没事儿,就是脑袋受到了震荡,另外左脚有些扭伤了,歇一会儿就会醒过来了。太医把完脉,对着一脸紧张的落雪道。
龙太医,当真无事么?见龙应泽点头,落雪从方才开始便紧绷着的心情才骤然松懈下来,同时莫名难过的感觉也涌上心头,他毕竟是因为自己才会摔得这样重。

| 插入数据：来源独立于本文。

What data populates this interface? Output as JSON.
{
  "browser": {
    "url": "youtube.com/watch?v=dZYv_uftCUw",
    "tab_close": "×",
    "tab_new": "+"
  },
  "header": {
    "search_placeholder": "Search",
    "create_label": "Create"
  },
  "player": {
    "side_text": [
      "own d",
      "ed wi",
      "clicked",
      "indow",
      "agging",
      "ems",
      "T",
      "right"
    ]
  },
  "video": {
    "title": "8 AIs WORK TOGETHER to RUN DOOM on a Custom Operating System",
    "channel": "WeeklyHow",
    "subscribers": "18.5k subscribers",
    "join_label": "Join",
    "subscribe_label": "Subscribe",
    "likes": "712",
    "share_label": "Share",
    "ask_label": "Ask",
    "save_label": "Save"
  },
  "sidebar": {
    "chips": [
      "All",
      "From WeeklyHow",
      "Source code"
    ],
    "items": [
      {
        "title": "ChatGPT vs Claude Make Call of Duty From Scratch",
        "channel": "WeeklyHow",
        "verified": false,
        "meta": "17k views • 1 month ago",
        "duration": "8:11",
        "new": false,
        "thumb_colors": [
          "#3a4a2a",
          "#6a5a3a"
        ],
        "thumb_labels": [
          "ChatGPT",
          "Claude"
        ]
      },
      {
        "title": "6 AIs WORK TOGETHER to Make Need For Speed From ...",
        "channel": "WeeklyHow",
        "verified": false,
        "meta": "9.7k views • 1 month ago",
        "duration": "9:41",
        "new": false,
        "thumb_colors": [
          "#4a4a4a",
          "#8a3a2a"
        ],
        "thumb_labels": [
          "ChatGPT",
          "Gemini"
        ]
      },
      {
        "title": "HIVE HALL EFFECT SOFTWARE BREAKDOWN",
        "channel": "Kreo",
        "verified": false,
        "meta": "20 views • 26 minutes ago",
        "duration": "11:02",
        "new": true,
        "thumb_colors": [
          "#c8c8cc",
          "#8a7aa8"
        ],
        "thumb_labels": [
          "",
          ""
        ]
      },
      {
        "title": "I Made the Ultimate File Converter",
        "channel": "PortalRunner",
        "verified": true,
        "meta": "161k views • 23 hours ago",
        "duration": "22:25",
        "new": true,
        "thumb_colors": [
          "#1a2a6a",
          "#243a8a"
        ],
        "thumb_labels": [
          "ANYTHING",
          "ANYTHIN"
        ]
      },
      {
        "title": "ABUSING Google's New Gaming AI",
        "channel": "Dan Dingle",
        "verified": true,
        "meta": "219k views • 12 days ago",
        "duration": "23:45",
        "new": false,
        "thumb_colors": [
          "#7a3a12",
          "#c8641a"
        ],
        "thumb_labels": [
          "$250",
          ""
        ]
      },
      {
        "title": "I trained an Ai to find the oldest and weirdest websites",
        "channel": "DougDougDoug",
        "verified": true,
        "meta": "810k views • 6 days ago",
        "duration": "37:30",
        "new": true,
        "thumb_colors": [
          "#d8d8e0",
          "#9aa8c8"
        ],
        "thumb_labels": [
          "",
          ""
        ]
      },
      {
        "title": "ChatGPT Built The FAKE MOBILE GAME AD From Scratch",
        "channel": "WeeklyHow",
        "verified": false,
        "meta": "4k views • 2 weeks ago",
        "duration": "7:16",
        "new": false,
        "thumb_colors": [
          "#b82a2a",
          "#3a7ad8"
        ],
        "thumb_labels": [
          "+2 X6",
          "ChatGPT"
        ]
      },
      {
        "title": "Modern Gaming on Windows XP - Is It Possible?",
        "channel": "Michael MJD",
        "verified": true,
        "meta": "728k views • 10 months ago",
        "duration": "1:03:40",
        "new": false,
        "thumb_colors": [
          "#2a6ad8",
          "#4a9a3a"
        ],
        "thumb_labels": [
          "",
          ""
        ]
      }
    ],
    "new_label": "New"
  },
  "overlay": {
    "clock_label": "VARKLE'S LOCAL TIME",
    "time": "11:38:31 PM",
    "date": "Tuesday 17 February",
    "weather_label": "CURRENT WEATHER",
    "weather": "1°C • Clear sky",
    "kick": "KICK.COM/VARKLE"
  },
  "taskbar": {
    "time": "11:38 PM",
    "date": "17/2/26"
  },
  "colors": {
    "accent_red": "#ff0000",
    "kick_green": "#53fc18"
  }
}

龙应泽收了针药,突然道:三殿下可知道苏凌易容之事么?
落雪一惊,抬头看向龙太医,龙应泽却微微笑了:看样子是知道的。
落雪可否请求太医一件事?不要告诉其他人,苏凌易了容的事情。龙应泽闻言眉头一挑:怎么?
原因我暂时不能说,但是这是最好的做法。
龙应泽微微一笑,瞥了一眼榻上昏迷不醒的人:好啊,我自然不会说,但是这孩子的易容术算不上登峰造极,宫中不乏看得出的人,三殿下又能阻止多久呢?
能阻止多久就多久,直到他愿意显露真容为止。落雪下意识伸手想去触他的额发,却停在半空,顿了顿又收了回来,多谢太医了。龙应泽不语,转身离开。
你何苦做到这般?我是不可能改变心意转而喜欢你的落雪微皱了眉头,方才苦恼的事情又涌入脑海。被父皇的侍卫叫到书房,清哥也在,然后父皇便当着自己的面取出了一份名单。
书房
清雪,你是太子,不可以只顾一己私情,你可以选择不爱自己的妻子,但是你必须娶。云虚白垂眸看着跪在地上的长子,你和落雪一个是长子,一个是嫡长子,你们中的一个必须在接受皇位的同时接受一个女人。